Angesichts des offensichtlichen Versagens der Behörden und des Krisenmanagements durch Chaos begaben sich dann am Freitag tausende Flüchtlinge von Budapest zu Fuß auf den langen Weg zur österreichischen Grenze. Es waren wohl die dramatischen TV-Berichte über die Menschen, die nichts mehr zu verlieren haben, die die Regierungen in Berlin und Wien wachgerüttelt haben.
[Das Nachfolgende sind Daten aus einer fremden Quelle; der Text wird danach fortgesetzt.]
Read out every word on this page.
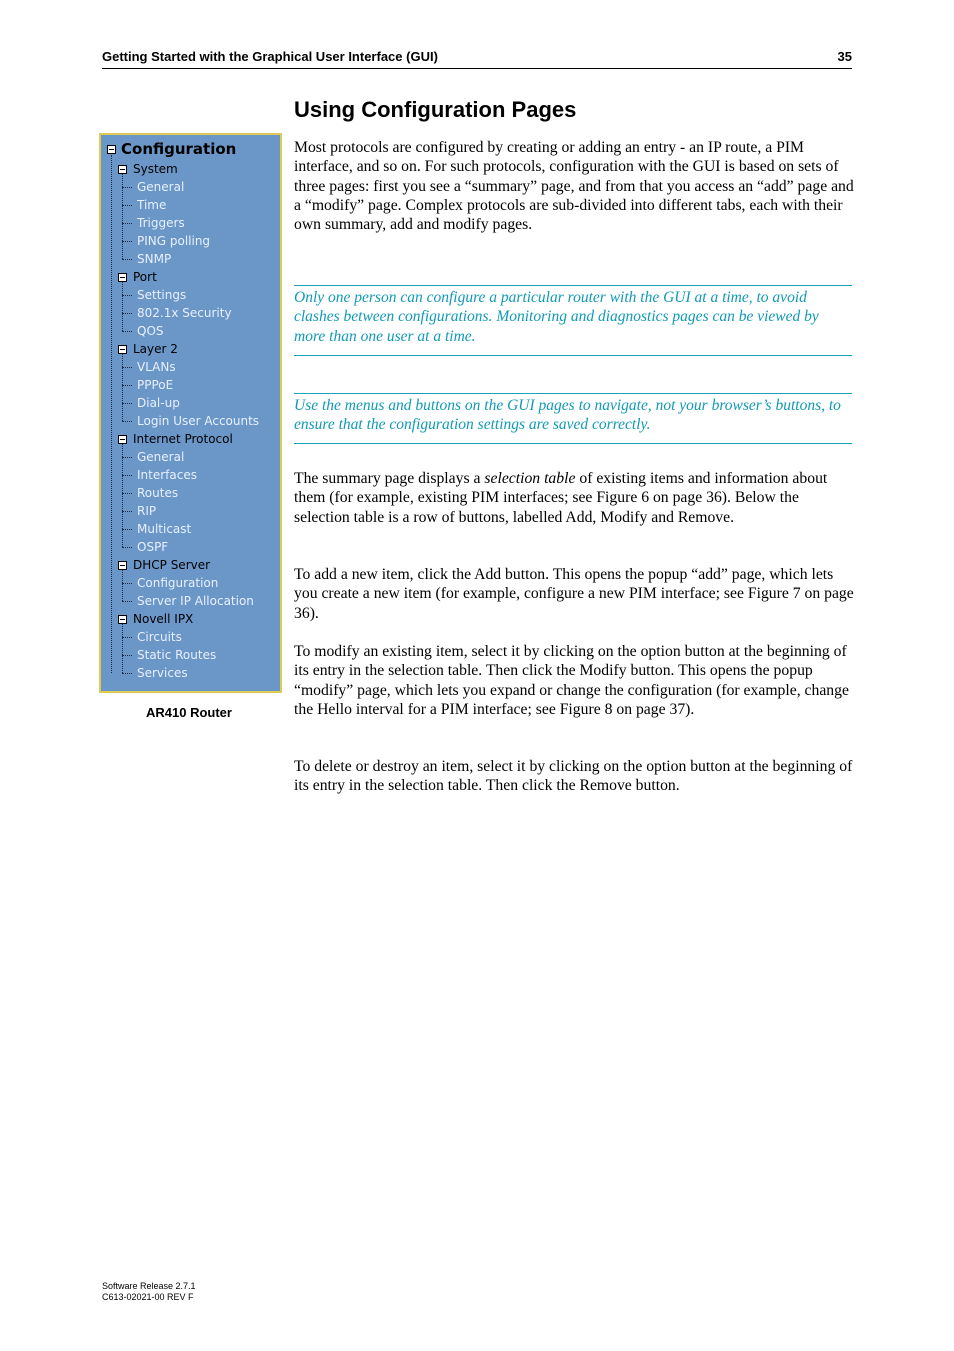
Getting Started with the Graphical User Interface (GUI)	35
Using Configuration Pages
Configuration
System
General
Time
Triggers
PING polling
SNMP
Port
Settings
802.1x Security
QOS
Layer 2
VLANs
PPPoE
Dial-up
Login User Accounts
Internet Protocol
General
Interfaces
Routes
RIP
Multicast
OSPF
DHCP Server
Configuration
Server IP Allocation
Novell IPX
Circuits
Static Routes
Services
AR410 Router

Most protocols are configured by creating or adding an entry - an IP route, a PIM interface, and so on. For such protocols, configuration with the GUI is based on sets of three pages: first you see a “summary” page, and from that you access an “add” page and a “modify” page. Complex protocols are sub-divided into different tabs, each with their own summary, add and modify pages.

Only one person can configure a particular router with the GUI at a time, to avoid clashes between configurations. Monitoring and diagnostics pages can be viewed by more than one user at a time.
Use the menus and buttons on the GUI pages to navigate, not your browser’s buttons, to ensure that the configuration settings are saved correctly.

The summary page displays a selection table of existing items and information about them (for example, existing PIM interfaces; see Figure 6 on page 36). Below the selection table is a row of buttons, labelled Add, Modify and Remove.

To add a new item, click the Add button. This opens the popup “add” page, which lets you create a new item (for example, configure a new PIM interface; see Figure 7 on page 36).

To modify an existing item, select it by clicking on the option button at the beginning of its entry in the selection table. Then click the Modify button. This opens the popup “modify” page, which lets you expand or change the configuration (for example, change the Hello interval for a PIM interface; see Figure 8 on page 37).

To delete or destroy an item, select it by clicking on the option button at the beginning of its entry in the selection table. Then click the Remove button.

Software Release 2.7.1
C613-02021-00 REV F
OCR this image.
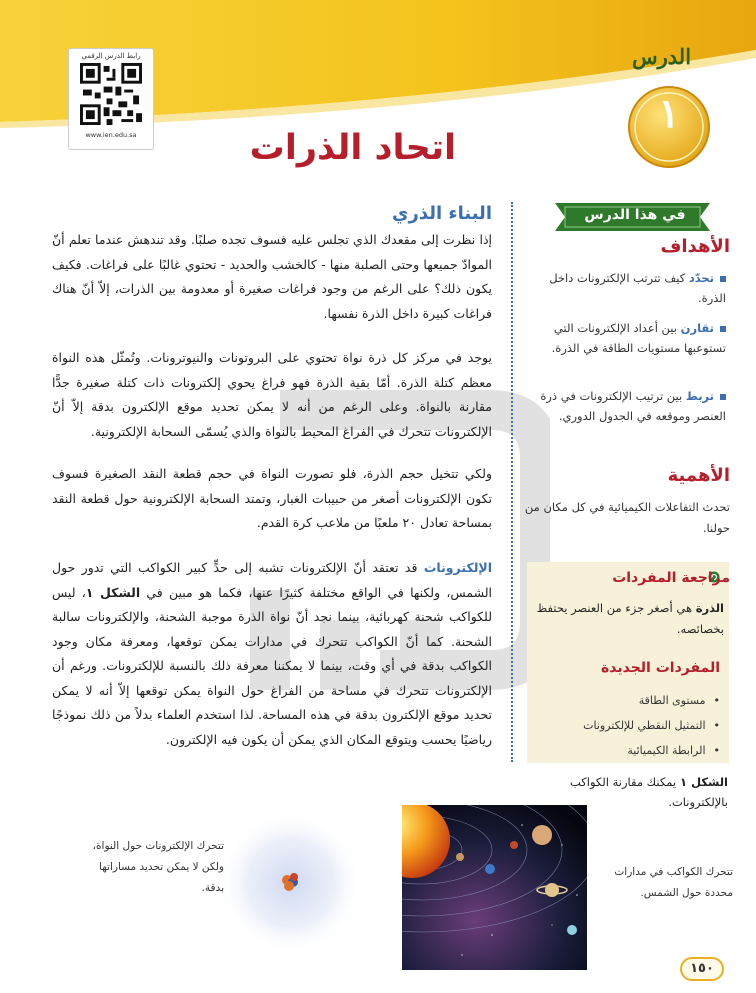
رابط الدرس الرقمي
www.ien.edu.sa
الدرس
١
اتحاد الذرات
في هذا الدرس
الأهداف
تحدّد كيف تترتب الإلكترونات داخل الذرة.
تقارن بين أعداد الإلكترونات التي تستوعبها مستويات الطاقة في الذرة.
تربط بين ترتيب الإلكترونات في ذرة العنصر وموقعه في الجدول الدوري.
الأهمية
تحدث التفاعلات الكيميائية في كل مكان من حولنا.
مراجعة المفردات
الذرة هي أصغر جزء من العنصر يحتفظ بخصائصه.
المفردات الجديدة
• مستوى الطاقة
• التمثيل النقطي للإلكترونات
• الرابطة الكيميائية
الشكل ١يمكنك مقارنة الكواكب بالإلكترونات.
البناء الذري

إذا نظرت إلى مقعدك الذي تجلس عليه فسوف تجده صلبًا. وقد تندهش عندما تعلم أنّ الموادّ جميعها وحتى الصلبة منها - كالخشب والحديد - تحتوي غالبًا على فراغات. فكيف يكون ذلك؟ على الرغم من وجود فراغات صغيرة أو معدومة بين الذرات، إلاّ أنّ هناك فراغات كبيرة داخل الذرة نفسها.

يوجد في مركز كل ذرة نواة تحتوي على البروتونات والنيوترونات. وتُمثّل هذه النواة معظم كتلة الذرة. أمّا بقية الذرة فهو فراغ يحوي إلكترونات ذات كتلة صغيرة جدًّا مقارنة بالنواة. وعلى الرغم من أنه لا يمكن تحديد موقع الإلكترون بدقة إلاّ أنّ الإلكترونات تتحرك في الفراغ المحيط بالنواة والذي يُسمّى السحابة الإلكترونية.

ولكي تتخيل حجم الذرة، فلو تصورت النواة في حجم قطعة النقد الصغيرة فسوف تكون الإلكترونات أصغر من حبيبات الغبار، وتمتد السحابة الإلكترونية حول قطعة النقد بمساحة تعادل ٢٠ ملعبًا من ملاعب كرة القدم.

الإلكترونات قد تعتقد أنّ الإلكترونات تشبه إلى حدٍّ كبير الكواكب التي تدور حول الشمس، ولكنها في الواقع مختلفة كثيرًا عنها، فكما هو مبين في الشكل ١، ليس للكواكب شحنة كهربائية، بينما نجد أنّ نواة الذرة موجبة الشحنة، والإلكترونات سالبة الشحنة. كما أنّ الكواكب تتحرك في مدارات يمكن توقعها، ومعرفة مكان وجود الكواكب بدقة في أي وقت، بينما لا يمكننا معرفة ذلك بالنسبة للإلكترونات. ورغم أن الإلكترونات تتحرك في مساحة من الفراغ حول النواة يمكن توقعها إلاّ أنه لا يمكن تحديد موقع الإلكترون بدقة في هذه المساحة. لذا استخدم العلماء بدلاً من ذلك نموذجًا رياضيًا يحسب ويتوقع المكان الذي يمكن أن يكون فيه الإلكترون.

تتحرك الإلكترونات حول النواة، ولكن لا يمكن تحديد مساراتها بدقة.
تتحرك الكواكب في مدارات محددة حول الشمس.
١٥٠
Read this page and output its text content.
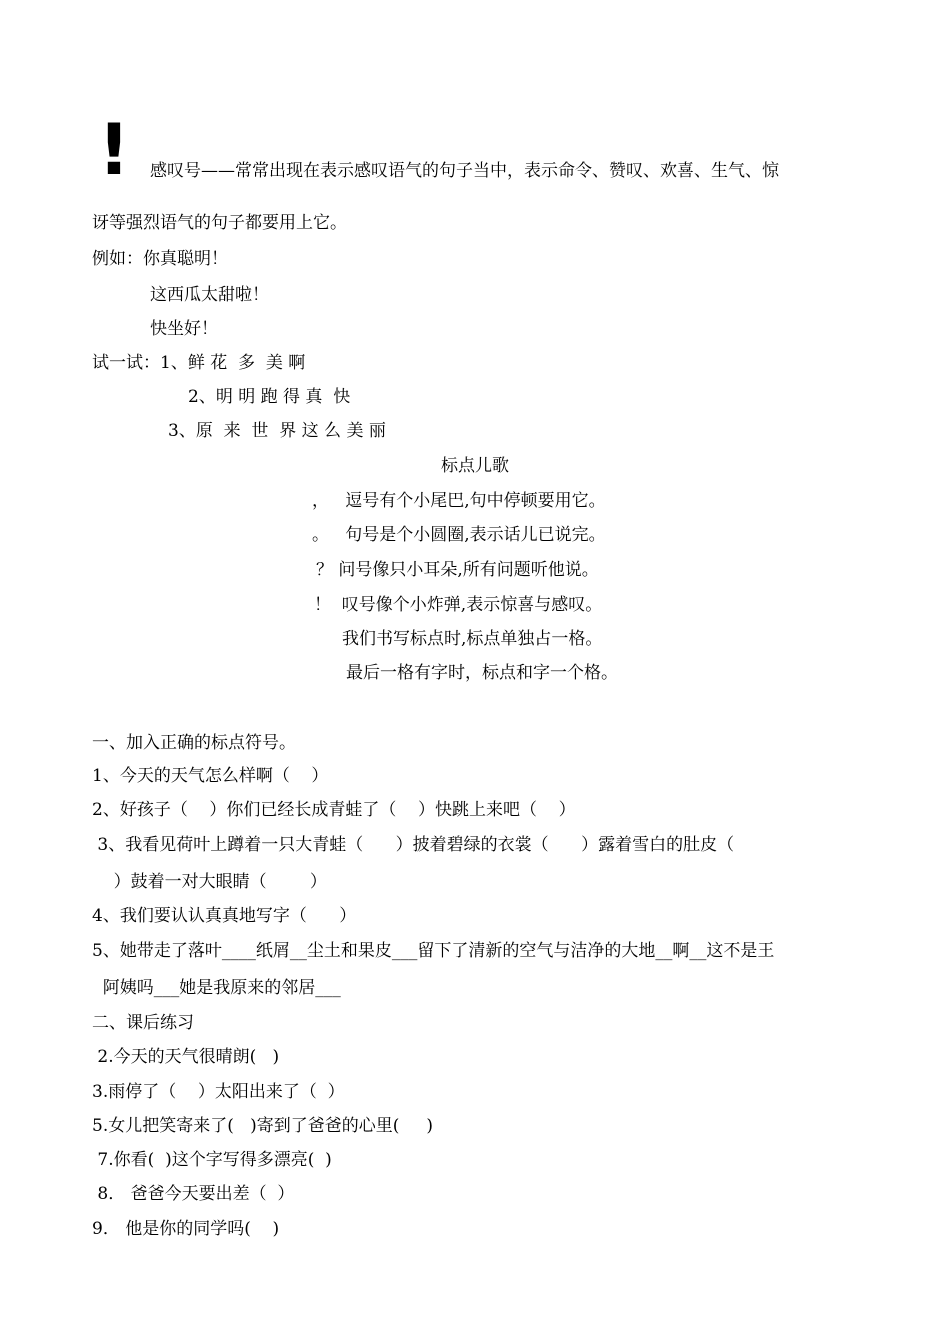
! 感叹号——常常出现在表示感叹语气的句子当中，表示命令、赞叹、欢喜、生气、惊
讶等强烈语气的句子都要用上它。
例如：你真聪明！
这西瓜太甜啦！
快坐好！
试一试：1、鲜 花  多  美 啊
2、明 明 跑 得 真  快
3、原  来  世  界 这 么 美 丽
标点儿歌
，   逗号有个小尾巴,句中停顿要用它。
。   句号是个小圆圈,表示话儿已说完。
？ 问号像只小耳朵,所有问题听他说。
！  叹号像个小炸弹,表示惊喜与感叹。
我们书写标点时,标点单独占一格。
最后一格有字时，标点和字一个格。
一、加入正确的标点符号。
1、今天的天气怎么样啊（    ）
2、好孩子（    ）你们已经长成青蛙了（    ）快跳上来吧（    ）
3、我看见荷叶上蹲着一只大青蛙（      ）披着碧绿的衣裳（      ）露着雪白的肚皮（
）鼓着一对大眼睛（        ）
4、我们要认认真真地写字（      ）
5、她带走了落叶____纸屑__尘土和果皮___留下了清新的空气与洁净的大地__啊__这不是王
阿姨吗___她是我原来的邻居___
二、课后练习
2.今天的天气很晴朗(   )
3.雨停了（    ）太阳出来了（  ）
5.女儿把笑寄来了(   )寄到了爸爸的心里(     )
7.你看(  )这个字写得多漂亮(  )
8． 爸爸今天要出差（  ）
9． 他是你的同学吗(    )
Und die Stimmung in Ungarn selbst? Die Orbán-Regierung beschwert sich über die Doppelbödigkeit der handlungsunfähigen EU und ist verblüfft, dass der skandalöse Mangel an Empathie für die Menschen in Not, der sich in den Reden und Interviews Viktor Orbáns und seiner Diener bemerkbar macht, internationale Empörung ausgelöst hat. Die Regierung schütze durch ihre Haltung nicht nur Ungarn, sondern ganz Westeuropa vor den Massen fremdländischer Menschen, die unsere Länder überrollen und unsere Zivilisation bedrohen, heißt es. Eine klare Mehrheit der Ungarn scheint diese Haltung zu unterstützen. Der herausregende Literaturphilosoph Sándor Radnóti drückte in einer Titelgeschichte der linksliberalen Wochenzeitung Magyar Narancs die Schamgefühle der geistigen Elite aus: "Das Orbán-Regime verkörpert durch seine Unbarmherzigkeit und Grausamkeit das, was das Schlimmste in Europa ist." Es gibt aber auch in Ungarn eine engagierte Zivilgesellschaft. Im krassen Gegensatz zur offiziellen Heuchelei sind seit Wochen tausende freiwillige Helfer für die Flüchtlinge aktiv. (Paul Lendvai, 7.9.2015)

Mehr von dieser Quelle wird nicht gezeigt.